The few times I drank enough at a bar to decide smoking a cigarette was the way to keep me going, I would always be awake in bed later too stimulated to fall sleep.

A good strong cigar sedates me, makes me relaxed and happy.

I'm not sure if I feel sedated or stimulated from pipe smoking. I get relaxed, but usually not comatose like a strong cigar. It doesn't keep me awake, I can go to bed afterwards.

I'd be really happy if there was no nicotine in tobacco. I don't smoke for the nic hit. I enjoy the flavor and mental occupation of senses it provides.


----------



## shannensmall (Jun 30, 2010)

InsidiousTact said:


> Are you smoking the pipe 5-10 times a day?


Yep, with a cigar in there here and there. Used to be cigars, but I was going broke, that's when I moved into the world of pipe smoking.

But then there are days like last night. I got home from dialysis and had a terrible headache. It does that to me sometimes. After 4 hours in the chair, I came home, laid down and about 2 hours later I passed out. Then woke up round 3 this morning, then chilled in bed until after 12. Then I got up made my coffee and had my first smoke in almost 24 hours. No way in hell could I do that when I was addicted. The most I could go was about 4 hours and that was pushing it.


----------



## Slow Triathlete (Jun 14, 2007)

I think that everyone is different.

I've gone to sleep after taking a caffiene pill but I can't drink coffee after 11am because I can't sleep that night.

Some blends keep me up if I smoke them in the evening but others don't have any effect. Even ones with a lot of nicotine.

I think that this as with most things is just trial and error.


----------



## Jack Straw (Nov 20, 2008)

Anyone who says that nicotine can't act as a sedative hasn't smoked a full bowl of raw, unsteamed tambolaka. That stuff would put down a water buffalo.

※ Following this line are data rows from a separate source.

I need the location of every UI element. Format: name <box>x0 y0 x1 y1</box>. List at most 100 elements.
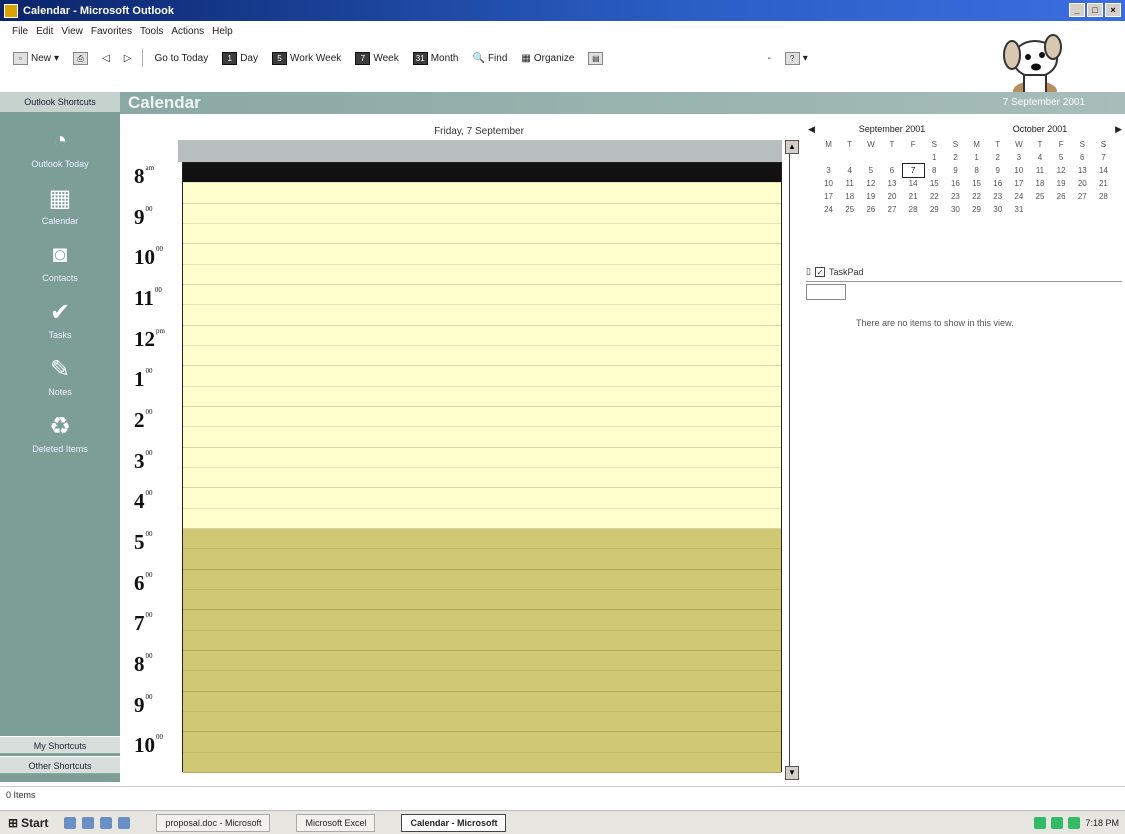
navigator-day[interactable]: 7 <box>901 163 925 178</box>
menu-edit[interactable]: Edit <box>36 26 53 37</box>
navigator-day[interactable]: 12 <box>860 177 881 190</box>
navigator-day[interactable]: 5 <box>1051 151 1072 164</box>
next-month-arrow-icon[interactable]: ▶ <box>1115 124 1122 135</box>
day-view-button[interactable]: 1 Day <box>219 50 261 67</box>
navigator-day[interactable]: 20 <box>881 190 902 203</box>
navigator-day[interactable]: 19 <box>1051 177 1072 190</box>
time-slot[interactable] <box>183 691 781 712</box>
print-button[interactable]: ⎙ <box>70 50 91 67</box>
time-slot[interactable] <box>183 244 781 265</box>
navigator-day[interactable]: 3 <box>1008 151 1029 164</box>
scroll-down-button[interactable]: ▼ <box>785 766 799 780</box>
navigator-day[interactable]: 4 <box>839 164 860 177</box>
navigator-day[interactable]: 2 <box>987 151 1008 164</box>
navigator-day[interactable]: 3 <box>818 164 839 177</box>
navigator-day[interactable]: 31 <box>1008 203 1029 216</box>
navigator-day[interactable]: 10 <box>1008 164 1029 177</box>
menu-actions[interactable]: Actions <box>171 26 204 37</box>
menu-tools[interactable]: Tools <box>140 26 163 37</box>
time-slot[interactable] <box>183 569 781 590</box>
time-slot[interactable] <box>183 163 781 184</box>
time-slot[interactable] <box>183 447 781 468</box>
all-day-event-area[interactable] <box>178 140 782 162</box>
go-to-today-button[interactable]: Go to Today <box>151 51 211 66</box>
other-shortcuts-group[interactable]: Other Shortcuts <box>0 756 120 774</box>
shortcut-notes[interactable]: ✎ Notes <box>0 354 120 398</box>
navigator-month-title[interactable]: October 2001 <box>966 124 1114 138</box>
time-slot[interactable] <box>183 203 781 224</box>
navigator-day[interactable]: 7 <box>1093 151 1114 164</box>
navigator-day[interactable]: 28 <box>903 203 924 216</box>
navigator-day[interactable]: 21 <box>903 190 924 203</box>
navigator-day[interactable]: 13 <box>881 177 902 190</box>
taskbar-item-word[interactable]: proposal.doc - Microsoft <box>156 813 271 832</box>
shortcut-deleted-items[interactable]: ♻ Deleted Items <box>0 411 120 455</box>
time-slot[interactable] <box>183 183 781 204</box>
outlook-shortcuts-group[interactable]: Outlook Shortcuts <box>0 92 120 112</box>
organize-button[interactable]: ▦ Organize <box>518 51 577 66</box>
time-slot[interactable] <box>183 284 781 306</box>
shortcut-outlook-today[interactable]: ◔ Outlook Today <box>0 126 120 169</box>
navigator-day[interactable]: 16 <box>945 177 966 190</box>
desktop-icon[interactable] <box>100 816 113 829</box>
complete-checkbox-icon[interactable]: ✓ <box>814 266 825 277</box>
ie-icon[interactable] <box>64 816 77 829</box>
time-slot[interactable] <box>183 732 781 753</box>
navigator-day[interactable]: 15 <box>966 177 987 190</box>
tray-app-icon[interactable] <box>1034 816 1047 829</box>
work-week-view-button[interactable]: 5 Work Week <box>269 50 344 67</box>
time-slot[interactable] <box>183 630 781 651</box>
time-slot[interactable] <box>183 386 781 407</box>
navigator-day[interactable]: 27 <box>881 203 902 216</box>
navigator-day[interactable]: 26 <box>1051 190 1072 203</box>
navigator-day[interactable]: 4 <box>1029 151 1050 164</box>
tray-network-icon[interactable] <box>1051 816 1064 829</box>
day-view-scrollbar[interactable] <box>789 140 799 780</box>
navigator-month-title[interactable]: September 2001 <box>818 124 966 138</box>
taskbar-item-outlook[interactable]: Calendar - Microsoft <box>401 813 507 832</box>
navigator-day[interactable]: 22 <box>966 190 987 203</box>
time-slot[interactable] <box>183 325 781 346</box>
my-shortcuts-group[interactable]: My Shortcuts <box>0 736 120 754</box>
tray-volume-icon[interactable] <box>1068 816 1081 829</box>
time-slot[interactable] <box>183 711 781 733</box>
help-button[interactable]: ? ▾ <box>782 50 811 67</box>
menu-file[interactable]: File <box>12 26 28 37</box>
time-slot[interactable] <box>183 467 781 489</box>
navigator-day[interactable]: 30 <box>987 203 1008 216</box>
back-button[interactable]: ◁ <box>99 51 113 66</box>
time-slot[interactable] <box>183 752 781 773</box>
address-book-button[interactable]: ▤ <box>585 50 606 67</box>
navigator-day[interactable]: 9 <box>945 164 966 177</box>
navigator-day[interactable]: 11 <box>839 177 860 190</box>
navigator-day[interactable]: 11 <box>1029 164 1050 177</box>
outlook-express-icon[interactable] <box>82 816 95 829</box>
navigator-day[interactable]: 30 <box>945 203 966 216</box>
menu-view[interactable]: View <box>61 26 83 37</box>
time-slot[interactable] <box>183 549 781 570</box>
time-slot[interactable] <box>183 610 781 631</box>
new-button[interactable]: ▫ New ▾ <box>10 50 62 67</box>
folder-title[interactable]: Calendar <box>128 93 201 113</box>
navigator-day[interactable]: 29 <box>966 203 987 216</box>
time-slot[interactable] <box>183 345 781 367</box>
time-slot[interactable] <box>183 264 781 285</box>
navigator-day[interactable]: 19 <box>860 190 881 203</box>
time-slot[interactable] <box>183 223 781 245</box>
time-slot[interactable] <box>183 650 781 672</box>
close-button[interactable]: × <box>1105 3 1121 17</box>
navigator-day[interactable]: 1 <box>924 151 945 164</box>
navigator-day[interactable]: 26 <box>860 203 881 216</box>
menu-favorites[interactable]: Favorites <box>91 26 132 37</box>
day-grid[interactable] <box>182 162 782 773</box>
month-view-button[interactable]: 31 Month <box>410 50 462 67</box>
day-header[interactable]: Friday, 7 September <box>178 124 780 140</box>
navigator-day[interactable]: 8 <box>966 164 987 177</box>
navigator-day[interactable]: 1 <box>966 151 987 164</box>
navigator-day[interactable]: 9 <box>987 164 1008 177</box>
time-slot[interactable] <box>183 406 781 428</box>
navigator-day[interactable]: 12 <box>1051 164 1072 177</box>
new-task-field[interactable] <box>806 284 846 300</box>
navigator-day[interactable]: 8 <box>924 164 945 177</box>
navigator-day[interactable]: 5 <box>860 164 881 177</box>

I remember reading some account, maybe from the first Columbus voyage to the Americas or something like that, that they observed natives smoking tobacco until they literally passed out, and their wives would carry them home.

Which reminds me of the hilarious story that Cigary tells about how he once smoked an Opus X "A" at a B&M, and got so nicced up that he literally stumbled out to his car and tried to take a nap, only to be hassled by the cops who thought he was hammered. :lol:

It's funny, they say the same thing about alcohol. While it is a depressant, in small doses it acts as a stimulant and can even cause trouble sleeping, whereas in large doses...well you know what happens.


----------